Смирительная рубашка села как родная кожа, а больной продолжал счастливо улыбаться и кричать: «Он идет!».
Вбежавшая медсестра, поинтересовалась одним из пациентов, и когда ей указали на уведенного буйного в смирительной рубашке, которого благополучно довели до лифта, девушка бросилась вдогонку.
— Простите! Меня просили передать, что к нему посетитель!
Прибывший лечащий врач сурово нахмурилась — до этого у проблемного пациента гостей не было.

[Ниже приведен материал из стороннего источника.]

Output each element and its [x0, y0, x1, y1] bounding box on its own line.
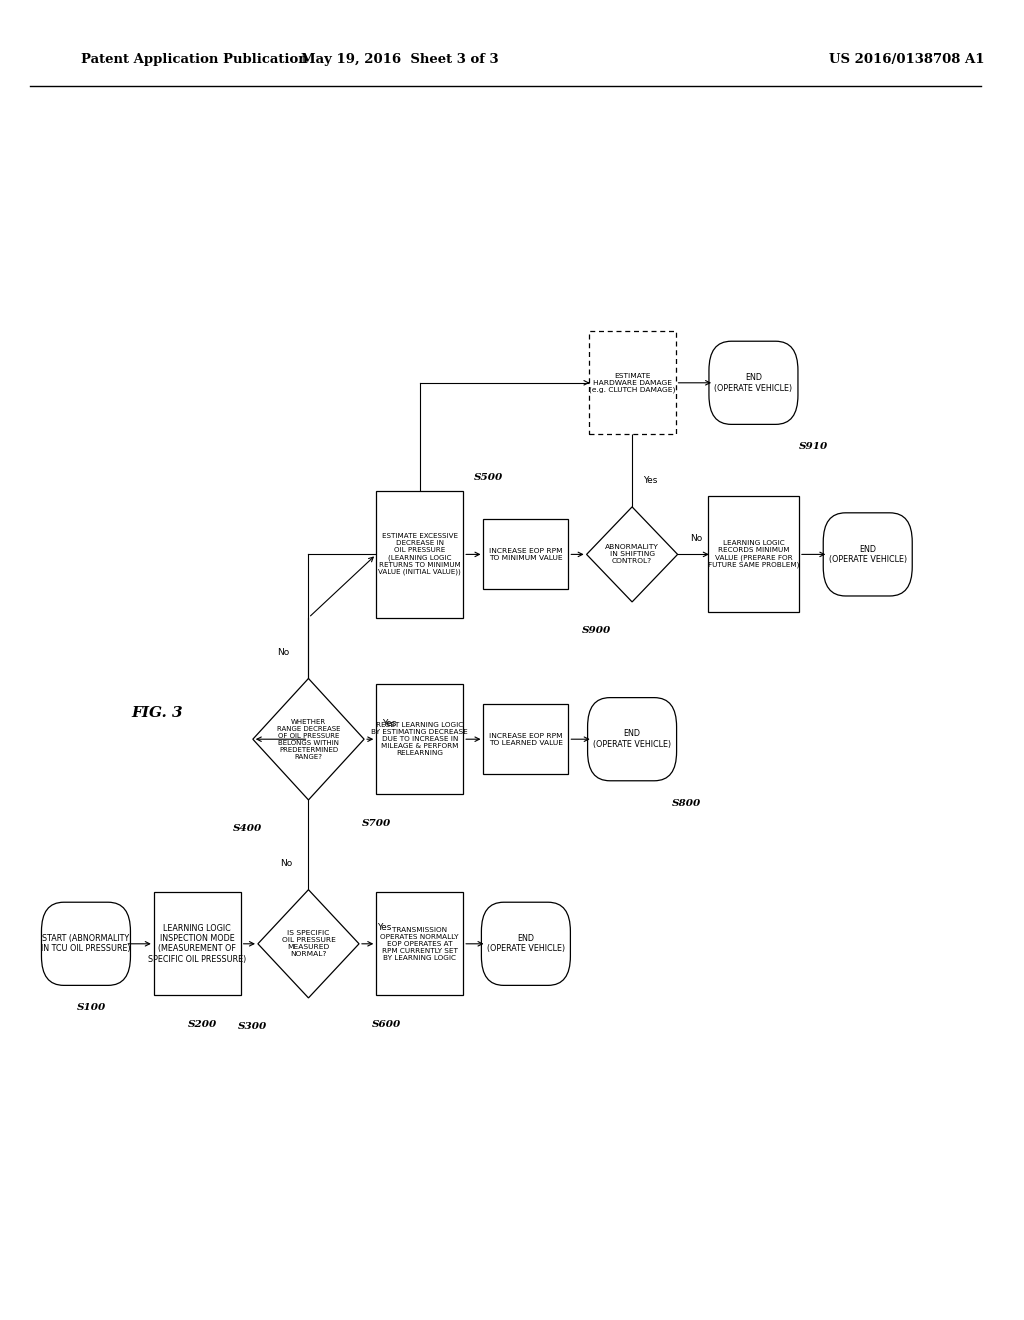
FancyBboxPatch shape: [481, 903, 570, 985]
Text: Yes: Yes: [643, 477, 657, 484]
Text: END
(OPERATE VEHICLE): END (OPERATE VEHICLE): [593, 730, 671, 748]
Text: S910: S910: [799, 442, 827, 451]
FancyBboxPatch shape: [708, 496, 799, 612]
Text: IS SPECIFIC
OIL PRESSURE
MEASURED
NORMAL?: IS SPECIFIC OIL PRESSURE MEASURED NORMAL…: [282, 931, 336, 957]
Text: US 2016/0138708 A1: US 2016/0138708 A1: [829, 53, 985, 66]
Text: FIG. 3: FIG. 3: [131, 706, 183, 719]
Text: S400: S400: [233, 825, 262, 833]
Text: S200: S200: [187, 1020, 217, 1028]
FancyBboxPatch shape: [376, 892, 463, 995]
Polygon shape: [587, 507, 678, 602]
Text: No: No: [278, 648, 290, 656]
Polygon shape: [253, 678, 365, 800]
FancyBboxPatch shape: [483, 519, 568, 589]
Text: Yes: Yes: [382, 719, 396, 727]
Text: S600: S600: [372, 1020, 401, 1028]
Text: S100: S100: [77, 1003, 105, 1012]
Text: WHETHER
RANGE DECREASE
OF OIL PRESSURE
BELONGS WITHIN
PREDETERMINED
RANGE?: WHETHER RANGE DECREASE OF OIL PRESSURE B…: [276, 718, 340, 760]
Text: ESTIMATE
HARDWARE DAMAGE
(e.g. CLUTCH DAMAGE): ESTIMATE HARDWARE DAMAGE (e.g. CLUTCH DA…: [589, 372, 676, 393]
Text: END
(OPERATE VEHICLE): END (OPERATE VEHICLE): [715, 374, 793, 392]
Text: S300: S300: [239, 1023, 267, 1031]
Text: Yes: Yes: [377, 924, 391, 932]
Text: END
(OPERATE VEHICLE): END (OPERATE VEHICLE): [486, 935, 565, 953]
FancyBboxPatch shape: [709, 341, 798, 425]
FancyBboxPatch shape: [589, 331, 676, 434]
Text: LEARNING LOGIC
INSPECTION MODE
(MEASUREMENT OF
SPECIFIC OIL PRESSURE): LEARNING LOGIC INSPECTION MODE (MEASUREM…: [148, 924, 247, 964]
FancyBboxPatch shape: [588, 697, 677, 781]
FancyBboxPatch shape: [41, 903, 130, 985]
Text: START (ABNORMALITY
IN TCU OIL PRESSURE): START (ABNORMALITY IN TCU OIL PRESSURE): [41, 935, 131, 953]
Text: S500: S500: [474, 474, 503, 482]
Text: S700: S700: [361, 818, 391, 828]
Text: S800: S800: [672, 799, 701, 808]
Text: RESET LEARNING LOGIC
BY ESTIMATING DECREASE
DUE TO INCREASE IN
MILEAGE & PERFORM: RESET LEARNING LOGIC BY ESTIMATING DECRE…: [372, 722, 468, 756]
FancyBboxPatch shape: [154, 892, 241, 995]
Text: No: No: [281, 859, 292, 867]
Text: LEARNING LOGIC
RECORDS MINIMUM
VALUE (PREPARE FOR
FUTURE SAME PROBLEM): LEARNING LOGIC RECORDS MINIMUM VALUE (PR…: [708, 540, 799, 569]
FancyBboxPatch shape: [376, 684, 463, 795]
Polygon shape: [258, 890, 359, 998]
Text: TRANSMISSION
OPERATES NORMALLY
EOP OPERATES AT
RPM CURRENTLY SET
BY LEARNING LOG: TRANSMISSION OPERATES NORMALLY EOP OPERA…: [381, 927, 459, 961]
Text: INCREASE EOP RPM
TO LEARNED VALUE: INCREASE EOP RPM TO LEARNED VALUE: [488, 733, 563, 746]
FancyBboxPatch shape: [823, 513, 912, 597]
Text: Patent Application Publication: Patent Application Publication: [81, 53, 307, 66]
Text: May 19, 2016  Sheet 3 of 3: May 19, 2016 Sheet 3 of 3: [301, 53, 499, 66]
Text: END
(OPERATE VEHICLE): END (OPERATE VEHICLE): [828, 545, 907, 564]
Text: INCREASE EOP RPM
TO MINIMUM VALUE: INCREASE EOP RPM TO MINIMUM VALUE: [489, 548, 563, 561]
FancyBboxPatch shape: [376, 491, 463, 618]
Text: No: No: [690, 535, 701, 543]
Text: S900: S900: [582, 627, 611, 635]
Text: ESTIMATE EXCESSIVE
DECREASE IN
OIL PRESSURE
(LEARNING LOGIC
RETURNS TO MINIMUM
V: ESTIMATE EXCESSIVE DECREASE IN OIL PRESS…: [378, 533, 461, 576]
Text: ABNORMALITY
IN SHIFTING
CONTROL?: ABNORMALITY IN SHIFTING CONTROL?: [605, 544, 659, 565]
FancyBboxPatch shape: [483, 705, 568, 774]
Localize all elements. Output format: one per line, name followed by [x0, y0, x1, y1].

— Кто там? Он сейчас не в состоянии разговаривать.
— Молодой человек очень просил о встрече, мол, сегодня он должен уехать и хотел бы повидать старого другого. Он представился Орихарой Изаеей.
Уголки губ пациента нервно дернулись, изогнувшись в глумливой улыбке, смех взорвался как надувшийся шарик, заполнив безумием психиатрическую больницу.
***
Три месяца назад.
— Я не понимаю, как могут возбуждать два шпехающихся мужика! — возмущенно заявил атлетического телосложения молодой человек в короткой клетчатой юбке.
— Ты ничего не понимаешь, гомосексуализм — исторически сложившееся явление, он так же естественен, как твоя сверкающая плешь, — гордо заявила мадемуазель со светлыми хвостиками, развевающимися по ветру.
— Нет там у меня никакой плеши, ты все заливаешь! — оскорбленно парировал оппонент, поправив шелковистые пряди белокурого парика. К слову — проспоривший друзьям и вынужденный теперь разгуливать в школьной женской форме с до брутальности небритой щетиной и с глубоким декольте, которому позавидовала бы любая Мэри Сью.
— Что это вообще за слово такое «шпехаемся»? — заумничал юноша, поправляющий очки доминатором — оружием будущего из вселенной Психопаспорта.
— Глубоко сожалеем, что оскорбляем ваши филологические чувства, примите наши сожаления с глубоким прискорбием и… — попытался разбавить обстановку Брейк из Сердца Пандоры.
— Хочешь сказать, что канонных мужских пар не существует? — не унималась оскорбленная душа в образе Мисы-Мисы из Тетради Смерти, желающая спаривать все, что движется в радиусе одного километра.